The PUC hearings for these rulings received enormous press and included testimony from stakeholders across the energy industry such as high profile energy developer Elon Musk, SolarCity board chairman. Solar City currently holds Nevada’s largest market share for residential solar. One of the more contentious details following the rulings was the rejection of a “grandfathering” rule which sought to make current solar producers already under the old net metering tariffs, and who invested in their systems under the impression that net metering rules would not dramatically change, exempt from the new tariff changes. As a result, many PV system owners may not even recoup their investment. This kind of government bait and switch is very harmful to consumer trust and industry sustainability, and further, strains the ability to add new industry-related legislation down the road for fear about its impermanence. We’ll dive deeper into this topic in a separate blog post later this year.
But the Nevada PUC isn’t the first commission to file such rulings. Late last year the Hawaii PUC similarly voted to end net metering for Hawaii Electric Company’s (HECO) solar generating customers. The related issues behind this vote were decidedly a bit more complex than in Nevada due to the uniquely high solar penetration Hawaii is experiencing (as of October 2015, roughly 16% of HECO Companies customers were generating power with grid-connected solar the capacity of which amounted to about 35% penetration on the system peaks. The tariff change in Hawaii also differs from Nevada in the sense that the new rate for selling back excess power, while roughly half of the retail rate, is still 15 – 28 cents per kWh (due to the high wholesale energy rates in Hawaii) and likely still valuable enough to justify many PV projects. But the new rates are only applicable for the next two years making investment in solar a very difficult decision considering the 20 – 30 year life cycle of projects.
While the examples of Nevada and Hawaii are strikingly different from each other, they represent a potential sea change that could be seen in many other states as utilities continue the push to recapture revenues lost to solar generation and grid planning costs associated with preparing for higher circuit penetration rates on their lines. So far in solar’s journey, net metering has been the secret sauce for many sectors that makes the generation profile of solar make economic sense.

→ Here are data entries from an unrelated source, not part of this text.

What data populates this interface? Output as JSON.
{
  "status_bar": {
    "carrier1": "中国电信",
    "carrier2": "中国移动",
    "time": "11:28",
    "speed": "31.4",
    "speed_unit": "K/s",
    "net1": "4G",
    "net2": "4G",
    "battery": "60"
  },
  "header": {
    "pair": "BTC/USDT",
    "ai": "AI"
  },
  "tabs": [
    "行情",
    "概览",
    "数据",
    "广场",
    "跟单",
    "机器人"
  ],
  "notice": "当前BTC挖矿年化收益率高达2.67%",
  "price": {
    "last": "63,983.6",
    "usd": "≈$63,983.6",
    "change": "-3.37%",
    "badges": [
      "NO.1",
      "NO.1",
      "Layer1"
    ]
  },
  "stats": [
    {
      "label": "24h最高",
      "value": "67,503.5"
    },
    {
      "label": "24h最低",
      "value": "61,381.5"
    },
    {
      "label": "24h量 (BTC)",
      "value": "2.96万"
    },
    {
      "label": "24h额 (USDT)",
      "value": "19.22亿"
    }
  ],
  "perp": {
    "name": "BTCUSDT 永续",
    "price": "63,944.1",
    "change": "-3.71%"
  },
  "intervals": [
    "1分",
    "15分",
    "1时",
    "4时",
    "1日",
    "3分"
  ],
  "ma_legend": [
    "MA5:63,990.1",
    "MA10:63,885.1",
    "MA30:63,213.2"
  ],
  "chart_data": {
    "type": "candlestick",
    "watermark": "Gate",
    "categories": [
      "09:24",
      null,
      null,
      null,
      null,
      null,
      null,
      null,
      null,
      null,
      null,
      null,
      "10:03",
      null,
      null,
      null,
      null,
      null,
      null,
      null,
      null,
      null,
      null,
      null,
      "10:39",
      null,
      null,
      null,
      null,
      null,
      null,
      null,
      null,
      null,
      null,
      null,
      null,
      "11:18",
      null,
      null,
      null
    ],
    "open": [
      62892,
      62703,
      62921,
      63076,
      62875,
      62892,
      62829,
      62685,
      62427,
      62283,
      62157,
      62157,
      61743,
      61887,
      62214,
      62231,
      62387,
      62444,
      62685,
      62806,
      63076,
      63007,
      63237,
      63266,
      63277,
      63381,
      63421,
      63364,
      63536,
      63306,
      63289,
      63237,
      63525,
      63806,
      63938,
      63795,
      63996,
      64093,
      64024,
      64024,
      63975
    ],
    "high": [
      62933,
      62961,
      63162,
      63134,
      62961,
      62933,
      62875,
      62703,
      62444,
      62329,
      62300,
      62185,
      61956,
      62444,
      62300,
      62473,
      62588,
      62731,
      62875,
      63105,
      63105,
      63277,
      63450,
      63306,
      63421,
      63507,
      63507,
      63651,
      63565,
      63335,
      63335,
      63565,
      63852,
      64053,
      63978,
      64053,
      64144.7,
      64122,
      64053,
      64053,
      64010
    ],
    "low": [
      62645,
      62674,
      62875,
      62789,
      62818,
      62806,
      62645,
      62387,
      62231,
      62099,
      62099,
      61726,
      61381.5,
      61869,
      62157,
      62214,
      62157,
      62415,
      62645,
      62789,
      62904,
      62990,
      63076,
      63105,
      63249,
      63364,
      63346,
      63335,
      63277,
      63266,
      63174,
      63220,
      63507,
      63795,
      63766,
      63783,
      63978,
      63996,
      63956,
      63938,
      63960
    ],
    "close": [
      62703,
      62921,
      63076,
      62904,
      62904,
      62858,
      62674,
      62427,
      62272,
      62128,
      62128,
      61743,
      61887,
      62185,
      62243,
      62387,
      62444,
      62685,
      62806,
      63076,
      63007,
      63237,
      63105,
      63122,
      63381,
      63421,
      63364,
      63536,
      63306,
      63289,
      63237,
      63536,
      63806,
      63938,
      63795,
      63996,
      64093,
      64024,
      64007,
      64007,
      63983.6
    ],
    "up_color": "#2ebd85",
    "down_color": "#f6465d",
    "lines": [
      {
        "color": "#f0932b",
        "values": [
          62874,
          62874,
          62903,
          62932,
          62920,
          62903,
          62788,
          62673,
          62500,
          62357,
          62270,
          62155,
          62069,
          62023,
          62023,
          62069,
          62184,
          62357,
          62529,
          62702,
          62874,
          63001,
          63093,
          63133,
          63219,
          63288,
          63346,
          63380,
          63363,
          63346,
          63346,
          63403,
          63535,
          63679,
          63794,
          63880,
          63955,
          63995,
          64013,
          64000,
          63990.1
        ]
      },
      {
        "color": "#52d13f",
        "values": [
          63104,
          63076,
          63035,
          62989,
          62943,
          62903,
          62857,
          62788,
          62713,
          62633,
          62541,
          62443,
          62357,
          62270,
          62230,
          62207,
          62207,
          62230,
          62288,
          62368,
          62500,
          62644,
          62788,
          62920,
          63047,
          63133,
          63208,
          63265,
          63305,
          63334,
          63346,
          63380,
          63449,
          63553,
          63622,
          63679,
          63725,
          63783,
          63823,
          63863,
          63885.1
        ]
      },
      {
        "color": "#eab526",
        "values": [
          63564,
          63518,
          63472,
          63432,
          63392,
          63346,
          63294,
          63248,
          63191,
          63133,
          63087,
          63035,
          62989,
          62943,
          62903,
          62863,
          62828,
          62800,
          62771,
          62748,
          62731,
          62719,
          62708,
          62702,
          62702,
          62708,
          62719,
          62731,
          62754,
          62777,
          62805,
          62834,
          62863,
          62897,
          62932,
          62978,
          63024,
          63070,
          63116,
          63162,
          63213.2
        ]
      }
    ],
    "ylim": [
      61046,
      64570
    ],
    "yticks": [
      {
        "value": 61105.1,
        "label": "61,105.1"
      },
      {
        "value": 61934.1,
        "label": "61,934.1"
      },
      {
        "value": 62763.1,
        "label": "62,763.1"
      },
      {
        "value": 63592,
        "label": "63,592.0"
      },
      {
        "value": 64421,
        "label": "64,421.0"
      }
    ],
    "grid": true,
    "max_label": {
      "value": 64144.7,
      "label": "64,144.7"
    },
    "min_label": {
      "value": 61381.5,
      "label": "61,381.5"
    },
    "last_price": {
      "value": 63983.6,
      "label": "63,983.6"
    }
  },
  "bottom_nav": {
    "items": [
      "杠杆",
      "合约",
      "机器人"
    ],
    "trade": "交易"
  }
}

Without net metering, and considering the gradual plateauing trend of installation cost reductions, many are speculating that demand response and storage mechanisms, such as generation-coupled batteries, will be the future of helping to monetize the energy value of customer-sited distributed solar and maintain favorable economics and incentive for consumers to go solar. Customer-sited demand response technology is at a very young stage in its development and deployment and the costs reflect this, but looking at the trend of solar cost reductions in the last 10 years it’s easy to imagine a similar industry boom and increase of accessibility for this newer technology. With the looming threat to net metering and the enormous potential of distributed storage, we believe the next 12 months will be very telling in exactly what the future of customer-sited solar will look like for the next 10 – 20 years and beyond.